Подобный подход касался не только литературы – биографию Харитонова в целом можно описать как постоянный поиск тех или иных «окон возможностей», периодически возникающих в недрах «длинных семидесятых». Объем этой потаенной работы стал ясен только после смерти Харитонова, когда вдруг обнаружилось, что довольно скромный, замкнутый, предпочитающий домоседство писатель и режиссер, одиноко живший в хрущевке на самом краю Москвы, был связан с огромным количеством людей, определявших культурный облик эпохи («Говорят, на его отпевании собралось – дай Бог каждому. По традиции, уровень личности определяется количеством присутствующих на похоронах. На такие мероприятия бестолку не ходят» [2: 135]). Действительно – в разное время Харитонов знал Михаила Ромма и Сергея Герасимова, Ивана Пырьева и Александра Румнева, Андрея Кончаловского и Василия Шукшина, Вяч. Вс. Иванова и Юрия Рождественского, Владимира Высоцкого и Людмилу Абрамову, Олега Даля и Николая Губенко, Игоря Ясуловича и Валерия Носика, Людмилу Марченко и Светлану Светличную, Ольгу Гобзеву и Елену Кореневу, Геннадия Бортникова и Владимира Ивашова, Рустама Хамдамова и Елену Соловей, Паолу Волкову и Марию Розанову, Павла Лунгина и Сергея Соловьева, Романа Виктюка и Людмилу Петрушевскую, Гедрюса Мацкявичуса и Валерия Беляковича, Ефима Шифрина и Бориса Мездрича, Василия Аксенова и Беллу Ахмадулину, Евгения Попова и Виктора Ерофеева, Дмитрия Пригова и Всеволода Некрасова, Евгения Сабурова и Михаила Айзенберга, Эдуарда Лимонова и Сергея Чудакова, Владимира Казакова и Генриха Сапгира, Николая Климонтовича и Владимира Кормера.
Несомненно, в том числе благодаря столь обширной сети знакомств Харитонов оказывается фигурой, позволяющей нам лучше понять период позднего социализма.

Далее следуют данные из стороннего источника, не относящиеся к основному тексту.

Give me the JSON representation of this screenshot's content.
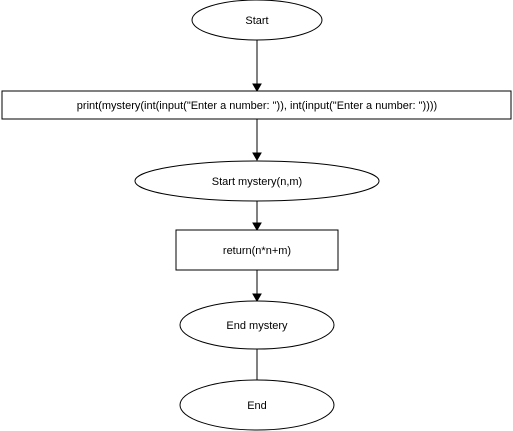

Переводчица Александра Гулыга (Исаева) сравнивала Харитонова с пауком[36], и это довольно удачное сравнение, схватывающее образ затворника, который, однако, – держась за ниточки огромной, собственноручно сплетенной сети, – пристально отслеживает все, что происходит по ту сторону его темного пристанища. В харитоновской художественной прозе мы находим важнейшие тренды «длинных семидесятых»: брежневский милитаризм, андроповскую «профилактику», «китайскую опасность», «третью волну» эмиграции, подъем национализма, реанимацию православия, становление поп-культуры, рост личного потребления, зачатки отечественного либертинажа и многое другое. По воспоминаниям друзей и знакомых, Харитонов был очень восприимчивым и в буквальном смысле слова пластичным человеком[37]; соответственно, его тексты удобно интерпретировать как артефакты, сформированные множеством идеологических влияний и социальных сил, действовавших в брежневском СССР, несущие на себе отпечатки этих воздействий: «Где я люблю бывать? А вот, получается, нигде. А зачем, спрашивается, тогда жизнь вокруг? А чтобы откликаться на нее, когда она задевает те струны. Мне нужны случаи и реакции на случаи» (323). Произведение как отклик, как ответ на стимулы, приходящие извне и тревожащие поэта. Следует, однако, понимать, что самой мистифицирующей «реакцией на случаи» почти всегда является пересказ этих «случаев»; ведь содержание той или иной написанной истории, фразы, даже отдельного слова всегда тенденциозно, направлено авторской интенцией и сообщает значительно меньше о «жизни вокруг», чем мог бы ожидать читатель. В связи с этим более продуктивным представляется анализ не содержания, но формы литературного произведения. Именно особенности формы могут поведать нам что-то о мире, в котором жил автор, именно ее изменения, превращения, завихрения и складки оказываются важнейшими «уликами», красноречиво свидетельствующими о социальных, культурных и политических разломах эпохи.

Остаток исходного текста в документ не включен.